I was born into a musical family my mother Ray was a pianist and also played the accordion, my brother Don played the sax and violin and my brother John played both accordion and drums. As a youngster I used to listen to them play, wishing I could join in. Then one day I went to the movies and saw Harry James (one of the finest trumpet players of his day) on the big screen, and all I wanted to do from then on was play the Trumpet. So I went home and asked my mother to put an advertisement in the paper and to sell my electric train set, so that I could use the money to buy a trumpet.
In the local music shop they had a Louse Armstrong special silver Trumpet, which my mother, having sold the train kit bought for me. That’s how I got my start on the trumpet.

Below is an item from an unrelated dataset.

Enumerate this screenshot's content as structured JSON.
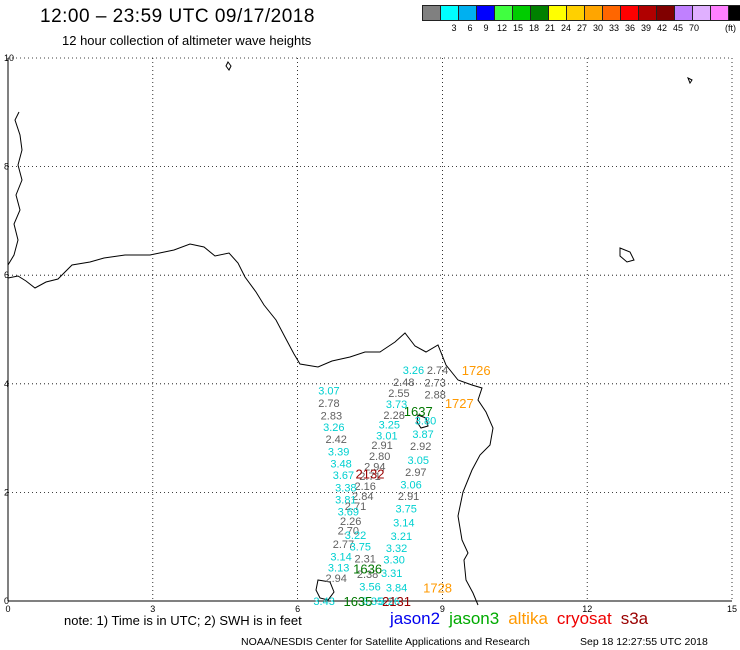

After a period of time and much practice and improvement, I was eventually invited to join the family Band.
Thereafter I studied at the Northern College of Music in Manchester under Cecil Kid (A Great Player ) and the Parker School of Brass in London.
My professional career kicked off when I was in Torquay and a friend of mine who played the piano, Steve Evans also from Devon, was playing with a band on the Mecca Circuit in Birmingham called "Harry Boostic" he phoned me and told me to attend an audition, which I did. I got the job and then the band moved to Manchester where I started to study. When I left that band I joined the "Morris Mack Band" which had a lot of great players, that was the time that I joined the NVO. A little later I heard that Oscar Rabin was holding additions for a trumpet player in Bolton, I did an audition and while I was in the Isle of Man, with Morris Mac, I received a telegram asking me to join the band. My first gig with the band was a live broadcast for the BBC at the Paris Cinema in Oxford Street London.
I had two sons, Peter and Kim, my travels took me all over the country and abroad but my boys stayed in the UK.
Some time later whilst working overseas, I met and fell in love with Eunice a professional singer from South Africa, we set up home near Johannesburg and had two sons Brett and Jason. Although none of my sons took up a musical career, Brett and Jason both moved to the UK, where I have now come back to join them.
I no longer play professionally but I now take great pleasure in teaching and will always retain my passion for bringing out the talent in young musicians as I once was.